Kamis, 14 Juli 2022

JAKARTA – Dewan Perwakilan Rakyat (DPR) dan pemerintah tengah menggodok Rancangan Undang-Undang (RUU) tentang Pengembangan dan Penguatan Sektor Keuangan (PPSK) atau Omnibus Law Sektor Keuangan. Rancangan beleid sapu jagat sektor keuangan ini akan menyatukan sekitar 16 Undang-Undang (UU) di sektor keuangan, mulai dari perbankan, non bank serta pasar modal.

Berdasarkan draft RUU Omnibus Law Keuangan yang diterima KONTAN, rancangan aturan ini juga akan mengatur ulang tugas dan wewenang otoritas keuangan. Misalnya, tugas dan wewenang Bank Indonesia (BI), Otoritas Jasa Keuangan (OJK), Lembaga Penjamin Simpanan (LPS) dan Komite Stabilitas Sektor Keuangan (KSSK).

Dalam draf RUU Omnibus Law Keuangan tersebut tertulis usulan fraksi terkait tugas BI yang tertuang dalam Pasal 8. Yakni, Bank Indonesia mempunyai tambahan tugas, salah satunya penciptaan lapangan kerja yang berkelanjutan. Kemudian dalam draft RUU tersebut, ada juga kelembagaan yang lebih powerfull yaitu KSSK.

Pakar Kebijakan Publik Universitas Pembangunan Nasional Veteran Jakarta Achmad Nur Hidayat menyoroti keberadaan KSSK yang didesain sangat powerfull dalam mengatur kebijakan stabilitas sektor keuangan, sehingga BI dan OJK akan kehilangan independensinya mengenai stabilitas sektor keuangan.

Padahal, menurutnya, independensi kebijakan makroprudensial dan stabilitas industri keuangan terhadap BI dan OJK diperlukan untuk menyeimbangkan (membalancing) keinginan eksekutif yang selalu mengedepankan pertumbuhan di atas keberlanjutan.

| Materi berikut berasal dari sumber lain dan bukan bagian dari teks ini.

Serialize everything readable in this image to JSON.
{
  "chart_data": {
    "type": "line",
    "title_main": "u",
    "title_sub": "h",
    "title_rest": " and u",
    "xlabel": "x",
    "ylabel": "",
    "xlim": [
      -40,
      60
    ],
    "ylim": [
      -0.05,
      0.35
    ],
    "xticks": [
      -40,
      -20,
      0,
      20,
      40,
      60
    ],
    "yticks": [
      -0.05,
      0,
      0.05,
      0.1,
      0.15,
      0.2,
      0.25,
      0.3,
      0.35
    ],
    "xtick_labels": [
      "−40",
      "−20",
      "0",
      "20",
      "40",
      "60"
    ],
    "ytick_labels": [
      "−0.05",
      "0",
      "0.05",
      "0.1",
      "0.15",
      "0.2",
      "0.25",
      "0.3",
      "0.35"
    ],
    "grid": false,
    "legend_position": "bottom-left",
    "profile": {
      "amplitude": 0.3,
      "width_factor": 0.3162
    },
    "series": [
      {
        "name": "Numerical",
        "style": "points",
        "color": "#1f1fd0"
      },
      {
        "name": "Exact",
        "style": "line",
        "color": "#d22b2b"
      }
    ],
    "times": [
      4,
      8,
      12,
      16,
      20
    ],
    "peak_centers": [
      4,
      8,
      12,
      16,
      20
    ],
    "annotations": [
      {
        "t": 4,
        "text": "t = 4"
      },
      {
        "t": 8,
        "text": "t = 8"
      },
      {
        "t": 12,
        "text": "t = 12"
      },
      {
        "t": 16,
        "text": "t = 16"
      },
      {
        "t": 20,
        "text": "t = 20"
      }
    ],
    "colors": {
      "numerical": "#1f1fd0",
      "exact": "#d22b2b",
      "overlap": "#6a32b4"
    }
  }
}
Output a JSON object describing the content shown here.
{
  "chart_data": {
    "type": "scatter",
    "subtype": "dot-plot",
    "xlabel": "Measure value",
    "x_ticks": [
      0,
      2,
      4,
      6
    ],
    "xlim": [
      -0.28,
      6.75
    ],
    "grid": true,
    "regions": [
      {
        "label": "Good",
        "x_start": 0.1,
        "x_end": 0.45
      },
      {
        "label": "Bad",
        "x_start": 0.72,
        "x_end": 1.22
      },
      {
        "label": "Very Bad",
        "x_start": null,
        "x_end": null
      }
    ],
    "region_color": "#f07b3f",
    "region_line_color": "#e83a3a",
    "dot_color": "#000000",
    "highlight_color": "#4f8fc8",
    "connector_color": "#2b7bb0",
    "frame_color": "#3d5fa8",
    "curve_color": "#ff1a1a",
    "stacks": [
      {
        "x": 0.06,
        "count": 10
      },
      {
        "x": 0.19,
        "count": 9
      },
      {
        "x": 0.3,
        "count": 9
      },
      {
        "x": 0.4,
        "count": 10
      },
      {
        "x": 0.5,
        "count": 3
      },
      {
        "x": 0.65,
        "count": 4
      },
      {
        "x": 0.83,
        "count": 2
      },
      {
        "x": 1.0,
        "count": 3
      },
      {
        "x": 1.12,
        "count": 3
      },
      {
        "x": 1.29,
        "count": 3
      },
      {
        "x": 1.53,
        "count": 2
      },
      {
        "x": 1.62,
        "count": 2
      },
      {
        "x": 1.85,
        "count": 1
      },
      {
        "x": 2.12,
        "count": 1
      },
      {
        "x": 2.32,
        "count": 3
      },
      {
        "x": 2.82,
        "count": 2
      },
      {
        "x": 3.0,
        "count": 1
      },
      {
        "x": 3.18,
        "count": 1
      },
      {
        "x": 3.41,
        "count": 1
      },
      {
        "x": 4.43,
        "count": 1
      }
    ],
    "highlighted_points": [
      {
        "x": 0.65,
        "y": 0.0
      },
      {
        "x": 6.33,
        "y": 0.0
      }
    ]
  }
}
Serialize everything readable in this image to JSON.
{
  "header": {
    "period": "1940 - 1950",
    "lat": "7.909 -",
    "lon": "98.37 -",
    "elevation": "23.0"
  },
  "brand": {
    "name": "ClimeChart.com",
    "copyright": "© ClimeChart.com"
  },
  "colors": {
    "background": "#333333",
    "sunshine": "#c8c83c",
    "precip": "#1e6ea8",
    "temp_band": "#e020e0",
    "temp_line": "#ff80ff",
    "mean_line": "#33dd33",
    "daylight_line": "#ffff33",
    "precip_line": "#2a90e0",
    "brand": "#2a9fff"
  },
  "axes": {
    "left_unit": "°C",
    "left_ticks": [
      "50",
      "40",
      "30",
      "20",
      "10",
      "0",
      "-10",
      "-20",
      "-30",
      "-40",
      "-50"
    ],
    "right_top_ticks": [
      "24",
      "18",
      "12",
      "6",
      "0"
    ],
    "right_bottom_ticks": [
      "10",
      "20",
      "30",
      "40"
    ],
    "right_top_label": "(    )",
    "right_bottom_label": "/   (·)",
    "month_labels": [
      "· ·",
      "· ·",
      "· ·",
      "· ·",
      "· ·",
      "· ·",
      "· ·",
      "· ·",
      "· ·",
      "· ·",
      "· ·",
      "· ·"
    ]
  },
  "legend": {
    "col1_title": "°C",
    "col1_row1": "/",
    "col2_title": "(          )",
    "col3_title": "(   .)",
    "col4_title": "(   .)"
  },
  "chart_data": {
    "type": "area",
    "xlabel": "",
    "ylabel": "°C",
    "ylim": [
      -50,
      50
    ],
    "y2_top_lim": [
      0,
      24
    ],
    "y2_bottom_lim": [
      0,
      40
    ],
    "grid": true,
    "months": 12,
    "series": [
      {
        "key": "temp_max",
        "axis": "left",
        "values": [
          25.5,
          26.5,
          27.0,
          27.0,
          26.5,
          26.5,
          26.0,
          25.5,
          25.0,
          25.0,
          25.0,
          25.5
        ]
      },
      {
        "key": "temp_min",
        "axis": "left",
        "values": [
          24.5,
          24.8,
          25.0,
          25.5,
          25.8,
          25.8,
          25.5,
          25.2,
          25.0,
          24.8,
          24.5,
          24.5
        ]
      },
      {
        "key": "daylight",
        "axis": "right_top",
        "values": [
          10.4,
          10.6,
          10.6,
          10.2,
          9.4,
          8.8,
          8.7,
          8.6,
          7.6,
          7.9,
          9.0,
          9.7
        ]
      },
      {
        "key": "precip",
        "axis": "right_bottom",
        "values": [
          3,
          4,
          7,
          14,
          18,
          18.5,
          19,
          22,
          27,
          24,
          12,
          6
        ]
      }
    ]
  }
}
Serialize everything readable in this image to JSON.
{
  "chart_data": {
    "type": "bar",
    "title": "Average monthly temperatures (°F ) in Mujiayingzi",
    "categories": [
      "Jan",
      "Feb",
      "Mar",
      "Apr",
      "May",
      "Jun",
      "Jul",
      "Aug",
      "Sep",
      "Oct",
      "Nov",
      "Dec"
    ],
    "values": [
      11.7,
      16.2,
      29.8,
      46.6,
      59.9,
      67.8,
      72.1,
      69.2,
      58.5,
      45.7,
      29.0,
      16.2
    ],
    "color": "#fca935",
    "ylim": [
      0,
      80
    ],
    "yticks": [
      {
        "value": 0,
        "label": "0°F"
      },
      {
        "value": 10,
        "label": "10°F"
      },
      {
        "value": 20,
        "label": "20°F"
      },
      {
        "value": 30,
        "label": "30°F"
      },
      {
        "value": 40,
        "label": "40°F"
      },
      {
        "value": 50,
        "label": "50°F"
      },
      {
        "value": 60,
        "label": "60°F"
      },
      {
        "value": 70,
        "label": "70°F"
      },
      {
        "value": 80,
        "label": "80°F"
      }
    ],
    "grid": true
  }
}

“Melihat masih panjangnya proses tersebut (penyusunan RUU), pihak pembuat UU perlu mendengar lebih banyak masukan dari publik,” ujar Achmad kepada Kontan.co.id, Kamis (14/7).

Achmad mencontohkan, apa yang terjadi di Sri Lanka, independensi bank sentral diambil alih pemerintah dalam hal ini Menteri Keuangan, maka menyebabkan peran bank sentral menjadi lumpuh sehingga ekonomi berada ke arah yang salah. Misalnya bank sentral Sri Lanka dipaksa menerapkan sistem mematok nilai tukar (pegging exchange rate) yang sebenarnya cadangan devisa Sri Lanka tidak mencukupi untuk melakukan pegging.

“Namun karena bank sentral sudah hilang independesi, akhirnya ekonomi collapse akibat terus tergerusnya cadangan devisa yang saat ini hanya sebatas US$ 50 juta per Juni 2022 dari sebelumnya US$ 7,36 miliar pada September 2021,” jelasnya.

Achmad melihat, dari RUU Omnibus Law Keuangan tersebut, peran KSSK bukan lagi berperan sebagai koordinasi, melainkan menjadi peran eksekusi yang mengambil alih independensi BI dan OJK meski dalam hal stabilitas sektor keuangan.

Ia mengingatkan, jika BI dan OJK tidak independen akan menggiring arah ekonomi hanya berfikir sempit sesuai selera eksekutif, yang umumnya mengejar pertumbuhan jangka pandek dengan mengorbankan keberlanjutan ekonomi di jangka panjang.

Achmad juga menyoroti terkait tugas tambahan BI berupa penciptaan lapangan kerja yang berkelanjutan. Namun, hal tersebut perlu didukung namun dengan catatan tetap cakupan independensi BI tidak dipangkas.

” Harus diakui peran BI dalam mendukung pertumbuhan ekonomi hanya melalui transmisi harga sangat tidak dapat diandalkan. Sementara BI memiliki kapasitas lebih dari itu, pengendalian sisi suply side dalam pengendalian harga sangat terbatas kemampuannya karena masih dangkalnya pendalaman sektor keuangan Indonesia dibandingkan dengan negara ASEAN,” tandasnya.